In artikel 5 lid 3 is neergelegd dat een tegemoetkoming enkel verstrekt wordt op vertoon van bewijs van de kosten. Hierdoor wordt er gericht een tegemoetkoming verstrekt voor daadwerkelijke kosten en wordt het doel van de regeling, het maatschappelijke participeren, ook meetbaar en controleerbaar.

Artikel 5 lid 4 betreft een hardheidsclausule, onder verwijzing naar artikel 16 Participatiewet, waarbij het college bevoegd blijft om, in afwijking van deze regeling, indien de situatie daartoe noodzaakt, alsnog een tegemoetkoming te verstrekken op grond van deze regeling. Hiermee wordt de mogelijkheid gecreëerd voor het college om maatwerk te leveren in situaties die als zeer schrijnende betiteld kunnen worden en er in beginsel eigenlijk geen recht is op een tegemoetkoming.

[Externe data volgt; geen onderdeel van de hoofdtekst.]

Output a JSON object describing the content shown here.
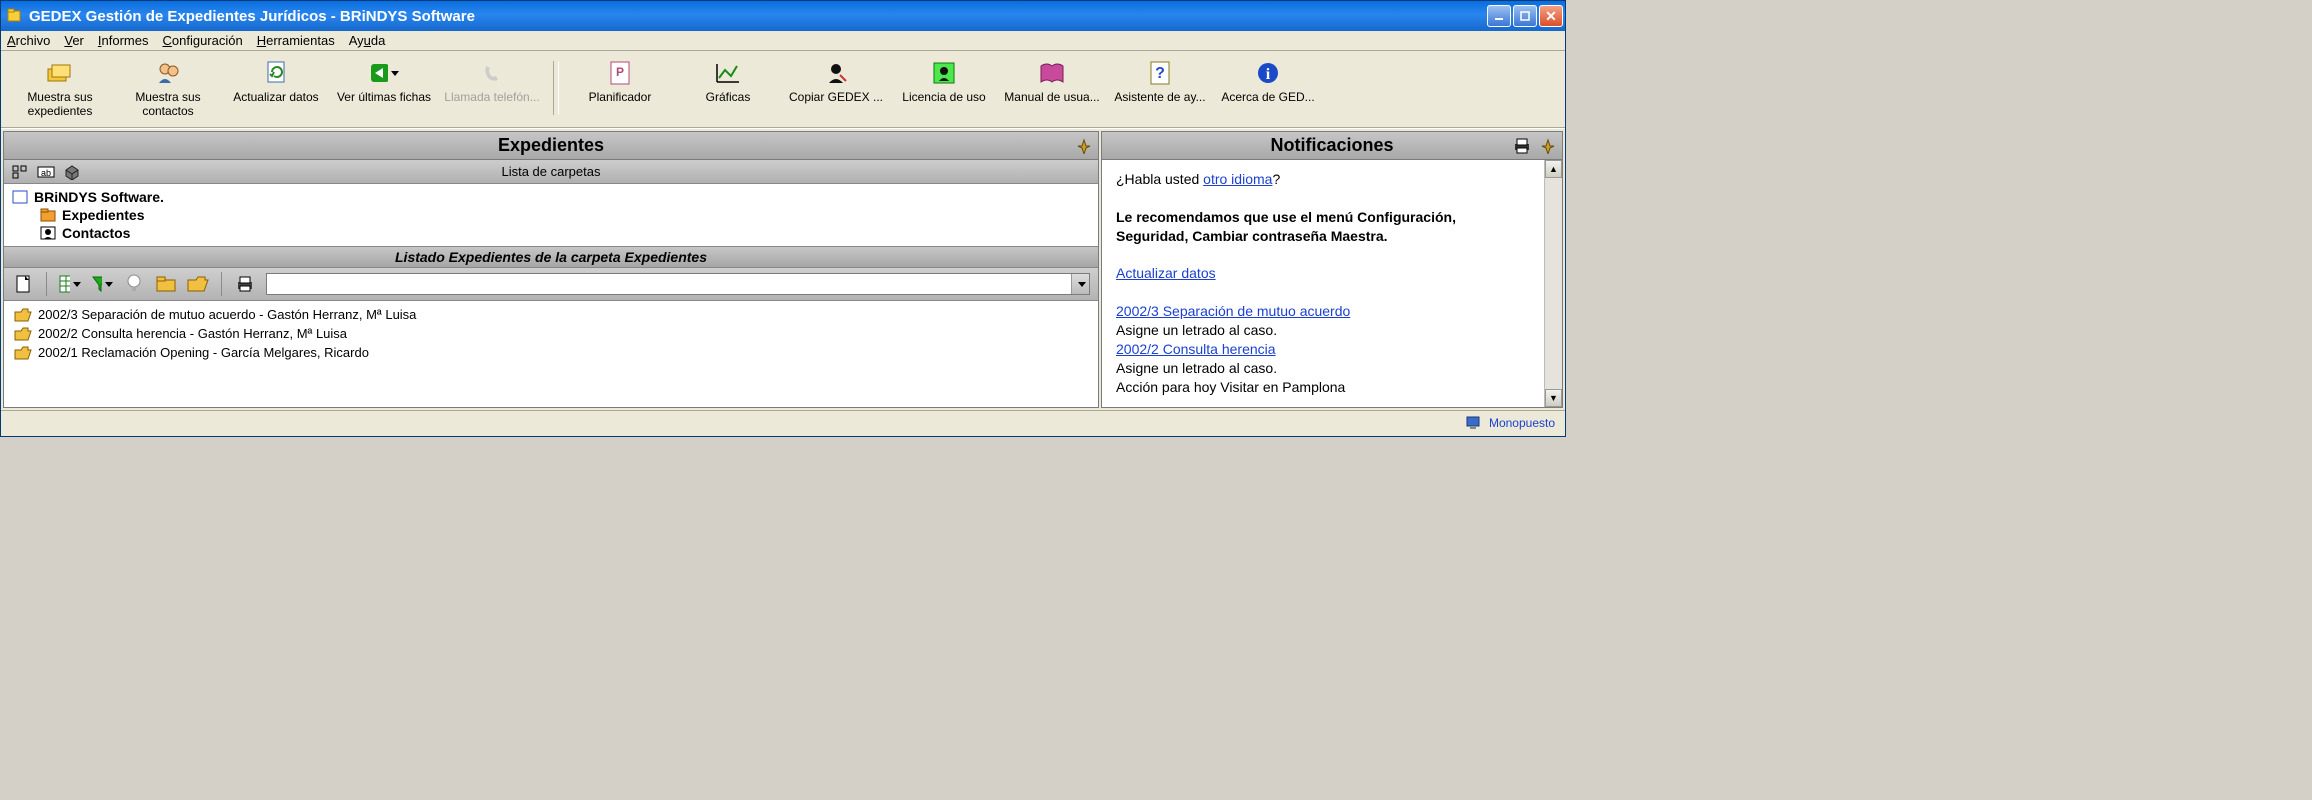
{
  "window": {
    "title": "GEDEX Gestión de Expedientes Jurídicos - BRiNDYS Software"
  },
  "menu": {
    "archivo": "Archivo",
    "ver": "Ver",
    "informes": "Informes",
    "configuracion": "Configuración",
    "herramientas": "Herramientas",
    "ayuda": "Ayuda"
  },
  "toolbar": {
    "muestra_expedientes": "Muestra sus expedientes",
    "muestra_contactos": "Muestra sus contactos",
    "actualizar_datos": "Actualizar datos",
    "ver_ultimas": "Ver últimas fichas",
    "llamada": "Llamada telefón...",
    "planificador": "Planificador",
    "graficas": "Gráficas",
    "copiar": "Copiar GEDEX ...",
    "licencia": "Licencia de uso",
    "manual": "Manual de usua...",
    "asistente": "Asistente de ay...",
    "acerca": "Acerca de GED..."
  },
  "left": {
    "header": "Expedientes",
    "subheader": "Lista de carpetas",
    "tree": {
      "root": "BRiNDYS Software.",
      "node1": "Expedientes",
      "node2": "Contactos"
    },
    "midbar": "Listado Expedientes de la carpeta Expedientes",
    "rows": [
      "2002/3 Separación de mutuo acuerdo  - Gastón Herranz, Mª Luisa",
      "2002/2 Consulta herencia  - Gastón Herranz, Mª Luisa",
      "2002/1 Reclamación Opening  - García Melgares, Ricardo"
    ]
  },
  "right": {
    "header": "Notificaciones",
    "q_prefix": "¿Habla usted ",
    "q_link": "otro idioma",
    "q_suffix": "?",
    "recommend": "Le recomendamos que use el menú Configuración, Seguridad, Cambiar contraseña Maestra.",
    "actualizar_link": "Actualizar datos",
    "case1_link": "2002/3 Separación de mutuo acuerdo",
    "asigne1": "Asigne un letrado al caso.",
    "case2_link": "2002/2 Consulta herencia",
    "asigne2": "Asigne un letrado al caso.",
    "accion": "Acción para hoy Visitar en Pamplona"
  },
  "status": {
    "mode": "Monopuesto"
  }
}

Dit wordt altijd individueel beoordeeld aan de hand van de situatie.

Artikel 6. Inwerkingtreding

Deze regeling treedt in werking met ingang van de eerste dag na publicatie en geldt met terugwerkende kracht vanaf 1 januari 2015, tenzij de Verordening Reductieregeling 2012 nog steeds van kracht is.

Artikel 7. Citeertitel

In dit artikel is de citeertitel neergelegd van deze regeling.